Lors des flambées d’Ebola, les femmes sont souvent les premières au chevet des malades, les accompagnatrices dans les centres de soins, les infirmières, les sages-femmes, les relais communautaires ou celles qui préparent les corps pour les funérailles. Cette place centrale dans le soin, souvent invisible, les expose davantage au virus et en fait l’un des visages les plus vulnérables des épidémies.
Ebola frappe les corps, mais il suit aussi les lignes de fracture des sociétés. À chaque nouvelle flambée, la réalité rappelle que les femmes se retrouvent en première ligne.

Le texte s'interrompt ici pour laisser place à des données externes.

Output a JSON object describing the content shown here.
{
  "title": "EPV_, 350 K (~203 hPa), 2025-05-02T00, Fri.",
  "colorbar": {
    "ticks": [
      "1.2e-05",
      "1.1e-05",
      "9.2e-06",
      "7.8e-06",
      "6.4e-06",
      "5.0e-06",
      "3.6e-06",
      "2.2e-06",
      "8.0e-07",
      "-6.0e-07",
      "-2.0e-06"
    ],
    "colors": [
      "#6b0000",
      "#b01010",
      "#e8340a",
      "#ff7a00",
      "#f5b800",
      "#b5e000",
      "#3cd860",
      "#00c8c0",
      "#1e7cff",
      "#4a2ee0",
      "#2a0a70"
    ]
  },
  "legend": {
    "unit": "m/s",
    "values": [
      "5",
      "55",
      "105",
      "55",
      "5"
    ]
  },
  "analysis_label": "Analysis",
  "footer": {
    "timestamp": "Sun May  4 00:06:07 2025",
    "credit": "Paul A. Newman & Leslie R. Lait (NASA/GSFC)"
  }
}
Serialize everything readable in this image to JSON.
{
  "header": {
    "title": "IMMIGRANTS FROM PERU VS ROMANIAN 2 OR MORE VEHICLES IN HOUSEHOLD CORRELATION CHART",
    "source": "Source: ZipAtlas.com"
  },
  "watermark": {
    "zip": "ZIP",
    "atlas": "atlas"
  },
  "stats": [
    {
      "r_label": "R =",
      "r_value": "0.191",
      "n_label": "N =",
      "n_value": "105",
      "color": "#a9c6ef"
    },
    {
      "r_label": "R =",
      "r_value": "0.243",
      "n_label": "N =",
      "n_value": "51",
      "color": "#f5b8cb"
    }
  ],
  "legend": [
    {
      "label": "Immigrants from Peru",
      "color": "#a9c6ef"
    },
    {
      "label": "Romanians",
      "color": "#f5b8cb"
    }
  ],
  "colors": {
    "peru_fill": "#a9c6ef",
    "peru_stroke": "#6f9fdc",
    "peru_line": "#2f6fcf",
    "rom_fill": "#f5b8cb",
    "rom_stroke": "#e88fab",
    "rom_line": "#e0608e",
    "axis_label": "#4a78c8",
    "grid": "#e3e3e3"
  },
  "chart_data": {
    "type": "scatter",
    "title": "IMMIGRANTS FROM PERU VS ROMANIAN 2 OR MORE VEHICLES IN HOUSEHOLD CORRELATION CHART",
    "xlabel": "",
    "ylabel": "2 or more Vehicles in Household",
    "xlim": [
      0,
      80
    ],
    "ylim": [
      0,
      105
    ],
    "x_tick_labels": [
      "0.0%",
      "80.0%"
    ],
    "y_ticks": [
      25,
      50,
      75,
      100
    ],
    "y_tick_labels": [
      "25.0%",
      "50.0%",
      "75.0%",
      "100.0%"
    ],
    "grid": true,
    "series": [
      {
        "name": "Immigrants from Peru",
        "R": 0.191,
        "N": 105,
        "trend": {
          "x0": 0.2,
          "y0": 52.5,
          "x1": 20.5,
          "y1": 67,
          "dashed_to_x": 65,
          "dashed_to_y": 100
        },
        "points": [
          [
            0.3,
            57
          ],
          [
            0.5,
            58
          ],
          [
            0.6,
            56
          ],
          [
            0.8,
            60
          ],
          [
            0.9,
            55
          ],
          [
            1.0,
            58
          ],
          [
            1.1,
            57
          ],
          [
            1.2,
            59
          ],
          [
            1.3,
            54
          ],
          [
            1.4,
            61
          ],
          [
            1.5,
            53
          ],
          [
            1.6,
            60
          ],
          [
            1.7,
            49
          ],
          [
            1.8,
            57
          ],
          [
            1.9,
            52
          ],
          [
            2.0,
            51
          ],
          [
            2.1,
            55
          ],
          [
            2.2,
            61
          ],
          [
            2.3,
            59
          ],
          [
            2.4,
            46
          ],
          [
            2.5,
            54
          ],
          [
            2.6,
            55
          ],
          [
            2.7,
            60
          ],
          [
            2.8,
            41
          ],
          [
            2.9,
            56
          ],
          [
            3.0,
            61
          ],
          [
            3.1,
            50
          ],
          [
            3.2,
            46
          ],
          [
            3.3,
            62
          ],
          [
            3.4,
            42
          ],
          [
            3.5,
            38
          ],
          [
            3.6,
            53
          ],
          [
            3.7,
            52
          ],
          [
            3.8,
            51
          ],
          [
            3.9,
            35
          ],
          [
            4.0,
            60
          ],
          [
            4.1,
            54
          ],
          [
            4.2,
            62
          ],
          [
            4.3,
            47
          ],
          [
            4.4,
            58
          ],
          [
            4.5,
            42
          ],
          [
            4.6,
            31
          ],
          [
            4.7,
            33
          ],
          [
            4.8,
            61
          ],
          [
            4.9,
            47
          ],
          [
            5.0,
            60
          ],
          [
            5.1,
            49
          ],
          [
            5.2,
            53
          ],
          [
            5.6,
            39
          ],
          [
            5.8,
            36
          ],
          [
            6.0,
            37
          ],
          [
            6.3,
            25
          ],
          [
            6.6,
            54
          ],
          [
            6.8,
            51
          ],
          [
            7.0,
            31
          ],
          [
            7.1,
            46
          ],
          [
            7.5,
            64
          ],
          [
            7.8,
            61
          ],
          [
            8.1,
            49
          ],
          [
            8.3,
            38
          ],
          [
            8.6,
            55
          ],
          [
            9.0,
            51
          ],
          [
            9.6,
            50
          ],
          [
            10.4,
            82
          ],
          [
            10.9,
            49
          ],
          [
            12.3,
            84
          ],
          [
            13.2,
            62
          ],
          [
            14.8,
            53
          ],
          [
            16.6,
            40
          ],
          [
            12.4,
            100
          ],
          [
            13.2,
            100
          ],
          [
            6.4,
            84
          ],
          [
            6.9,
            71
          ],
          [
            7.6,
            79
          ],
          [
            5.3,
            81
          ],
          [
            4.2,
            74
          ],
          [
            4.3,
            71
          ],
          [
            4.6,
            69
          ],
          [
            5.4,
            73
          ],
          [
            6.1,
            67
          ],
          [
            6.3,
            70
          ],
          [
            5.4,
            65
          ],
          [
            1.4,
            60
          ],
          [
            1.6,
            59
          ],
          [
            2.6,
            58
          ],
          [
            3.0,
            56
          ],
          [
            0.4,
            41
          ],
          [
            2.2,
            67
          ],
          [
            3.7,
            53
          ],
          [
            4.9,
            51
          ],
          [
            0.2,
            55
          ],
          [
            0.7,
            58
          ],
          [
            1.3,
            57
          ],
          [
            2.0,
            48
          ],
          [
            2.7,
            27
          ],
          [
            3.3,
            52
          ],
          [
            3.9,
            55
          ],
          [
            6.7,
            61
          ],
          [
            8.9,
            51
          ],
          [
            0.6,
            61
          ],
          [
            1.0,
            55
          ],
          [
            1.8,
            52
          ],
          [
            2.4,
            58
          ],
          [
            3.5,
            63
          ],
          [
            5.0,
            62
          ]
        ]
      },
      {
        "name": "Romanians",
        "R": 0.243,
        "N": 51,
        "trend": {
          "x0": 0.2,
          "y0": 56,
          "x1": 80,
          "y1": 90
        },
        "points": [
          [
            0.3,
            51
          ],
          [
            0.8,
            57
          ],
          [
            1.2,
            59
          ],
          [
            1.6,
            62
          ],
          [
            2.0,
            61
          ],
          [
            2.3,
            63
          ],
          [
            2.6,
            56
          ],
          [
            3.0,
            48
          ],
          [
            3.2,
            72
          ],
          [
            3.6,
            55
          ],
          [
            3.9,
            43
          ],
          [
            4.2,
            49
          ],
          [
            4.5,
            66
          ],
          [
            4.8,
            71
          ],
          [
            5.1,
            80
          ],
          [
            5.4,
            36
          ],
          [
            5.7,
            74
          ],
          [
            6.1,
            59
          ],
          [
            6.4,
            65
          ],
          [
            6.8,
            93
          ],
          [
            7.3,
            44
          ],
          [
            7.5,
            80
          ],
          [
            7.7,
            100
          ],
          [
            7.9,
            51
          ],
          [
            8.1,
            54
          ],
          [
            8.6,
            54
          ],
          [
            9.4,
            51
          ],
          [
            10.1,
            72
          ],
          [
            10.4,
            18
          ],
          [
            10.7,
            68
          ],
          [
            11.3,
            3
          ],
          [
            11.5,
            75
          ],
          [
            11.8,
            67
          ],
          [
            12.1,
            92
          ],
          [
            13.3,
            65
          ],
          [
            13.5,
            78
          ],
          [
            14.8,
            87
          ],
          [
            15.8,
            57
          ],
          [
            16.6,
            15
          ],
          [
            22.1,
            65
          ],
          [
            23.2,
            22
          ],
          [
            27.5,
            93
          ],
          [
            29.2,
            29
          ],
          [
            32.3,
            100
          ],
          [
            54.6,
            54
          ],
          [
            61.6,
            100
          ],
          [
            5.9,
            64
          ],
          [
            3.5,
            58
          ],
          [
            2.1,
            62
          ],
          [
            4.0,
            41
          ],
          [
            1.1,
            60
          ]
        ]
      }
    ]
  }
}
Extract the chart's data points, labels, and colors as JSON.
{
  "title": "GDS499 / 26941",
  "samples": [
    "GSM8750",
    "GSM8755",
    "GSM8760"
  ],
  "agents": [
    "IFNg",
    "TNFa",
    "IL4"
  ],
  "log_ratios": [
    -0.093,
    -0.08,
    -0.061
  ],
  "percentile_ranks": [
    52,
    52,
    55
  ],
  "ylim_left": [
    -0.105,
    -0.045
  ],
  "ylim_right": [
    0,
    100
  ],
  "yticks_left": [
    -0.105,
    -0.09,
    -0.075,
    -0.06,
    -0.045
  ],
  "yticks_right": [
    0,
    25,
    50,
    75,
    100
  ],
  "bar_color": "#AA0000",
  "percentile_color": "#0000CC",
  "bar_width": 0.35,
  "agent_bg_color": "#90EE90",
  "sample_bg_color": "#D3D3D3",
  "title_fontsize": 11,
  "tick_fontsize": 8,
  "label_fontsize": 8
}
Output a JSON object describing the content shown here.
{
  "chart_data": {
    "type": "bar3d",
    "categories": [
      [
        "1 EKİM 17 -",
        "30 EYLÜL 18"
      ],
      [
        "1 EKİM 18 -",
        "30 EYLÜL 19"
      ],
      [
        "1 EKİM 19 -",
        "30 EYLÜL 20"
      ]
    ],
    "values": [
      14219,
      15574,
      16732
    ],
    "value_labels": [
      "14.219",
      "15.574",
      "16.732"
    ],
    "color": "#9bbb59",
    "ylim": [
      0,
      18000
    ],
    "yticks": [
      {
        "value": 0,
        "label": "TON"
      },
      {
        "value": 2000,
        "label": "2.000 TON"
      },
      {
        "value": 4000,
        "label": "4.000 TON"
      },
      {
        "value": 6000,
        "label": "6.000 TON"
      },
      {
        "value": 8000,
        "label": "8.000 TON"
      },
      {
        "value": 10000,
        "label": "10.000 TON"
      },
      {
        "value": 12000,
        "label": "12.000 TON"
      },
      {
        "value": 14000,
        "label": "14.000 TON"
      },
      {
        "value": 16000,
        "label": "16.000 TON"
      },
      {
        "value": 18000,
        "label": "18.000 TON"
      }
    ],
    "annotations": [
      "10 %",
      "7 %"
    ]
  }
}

Non pas parce que le virus les ciblerait biologiquement davantage, mais parce que les rôles sociaux leur assignent une proximité constante avec la maladie.
Dans les familles, ce sont souvent elles qui lavent les enfants fiévreux, nourrissent les proches affaiblis, changent les draps, nettoient les vomissures, accompagnent les malades jusqu’au centre de santé ou restent auprès d’eux quand les autres s’éloignent par peur. Or Ebola se transmet par contact direct avec les fluides corporels d’une personne infectée. Dans ces conditions, chaque geste de soin est aussi un geste d’exposition.
Les soignantes en première ligne
Cette exposition est encore plus forte dans les structures de santé. Infirmières, sages-femmes, aides-soignantes, agentes communautaires, dans de nombreux pays africains, les femmes constituent une part essentielle du personnel de santé de proximité. Elles soignent, mais elle maintiennent aussi le lien avec des communautés souvent méfiantes face aux dispositifs d’urgence.
Lors des grandes épidémies d’Ebola, notamment en Afrique de l’Ouest entre 2014 et 2016 ou en RDC, le manque d’équipements de protection, la fatigue, la surcharge des centres de soins et la pression familiale ont multiplié les risques pour ces professionnelles de santé. Beaucoup ont payé de leur vie un engagement que les statistiques officielles peinent à rendre visible.
Les femmes enceintes, elles, cumulent les vulnérabilités. La fièvre, les saignements ou les complications obstétricales peuvent être confondus avec d’autres urgences médicales. L’accès aux soins devient plus difficile lorsque l’épidémie désorganise les maternités. Et la peur de la contamination peut conduire certaines femmes à retarder leur consultation, avec des conséquences dramatiques.
Accompagner, enterrer, survivre
Dans plusieurs régions touchées par Ebola, les rites funéraires occupent une place centrale. La toilette du corps, les adieux, le contact avec le défunt relèvent souvent de devoirs familiaux et communautaires dans lesquels les femmes jouent un rôle majeur. Or les corps des personnes mortes d’Ebola restent hautement contagieux. Là encore, le respect des traditions peut se transformer en chaîne de transmission.
Enfin, les femmes sont aussi les grandes oubliées de l’après-épidémie. Aini, celles qui survivent doivent parfois affronter la perte d’un conjoint, la charge d’orphelins et la précarité économique. Mais cela peut être aussi la stigmatisation et la suspicion persistante de leur entourage. En effet, les soignantes contaminées, même guéries, peuvent être rejetées par leur quartier ou leur propre famille.
La flambée Bundibugyo déclarée en mai 2026 dans la province de l’Ituri repose ce problème avec une brutalité immédiate. Le 28 mai, le ministre congolais de la Santé, Samuel Roger Kamba, annonçait la mort de six membres du personnel soignant depuis le début de la riposte. Six professionnels de santé emportés en moins de deux semaines. Sans aucun doute majoritairement des femmes.